W.R. Grace and individual defendants Alan Stringer, Henry Eschenbach, Jack Wolter, William McCaig, Robert Bettachi, Mario Favorito and Robert Walsh were indicted by a grand jury in early 2005 on charges of conspiring to violate the Clean Air Act and endanger others by knowingly releasing asbestos into the air as well as conspiring to defraud the government by impeding the efforts of regulatory agencies.
Earlier this year, Molloy dismissed the "knowing endangerment" portion of a conspiracy charge on the grounds that the five-year statute of limitations had expired. Federal prosecutors had argued that the defendants' actions after 1999 furthered both the defrauding and endangerment portions of the conspiracy. A new indictment, issued on June 26, added language to that effect, but that indictment was also dismissed by Molloy on grounds that it did not meet statute of limitations requirements.

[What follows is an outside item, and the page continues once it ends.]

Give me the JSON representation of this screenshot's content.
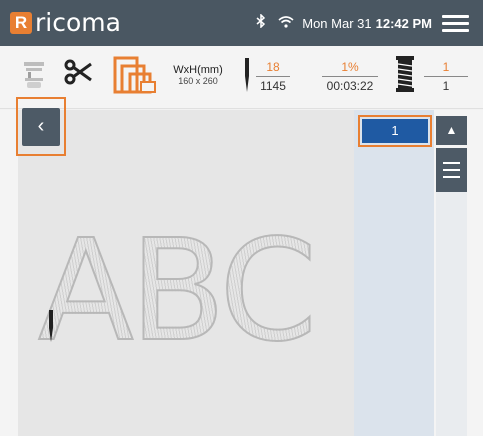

The trial of Grace and five of the individual defendants had been scheduled to start this year, while a second trial for Stringer and Favorito was to start next March. Molloy had granted requests from Stringer and Favorito to be tried separately from the other defendants on the grounds that evidence to be presented in their defense might result in prejudice against Grace. He also found that they could be tried together without risking prejudice against one another. The other defendants had made similar requests for separate trials, but those were denied.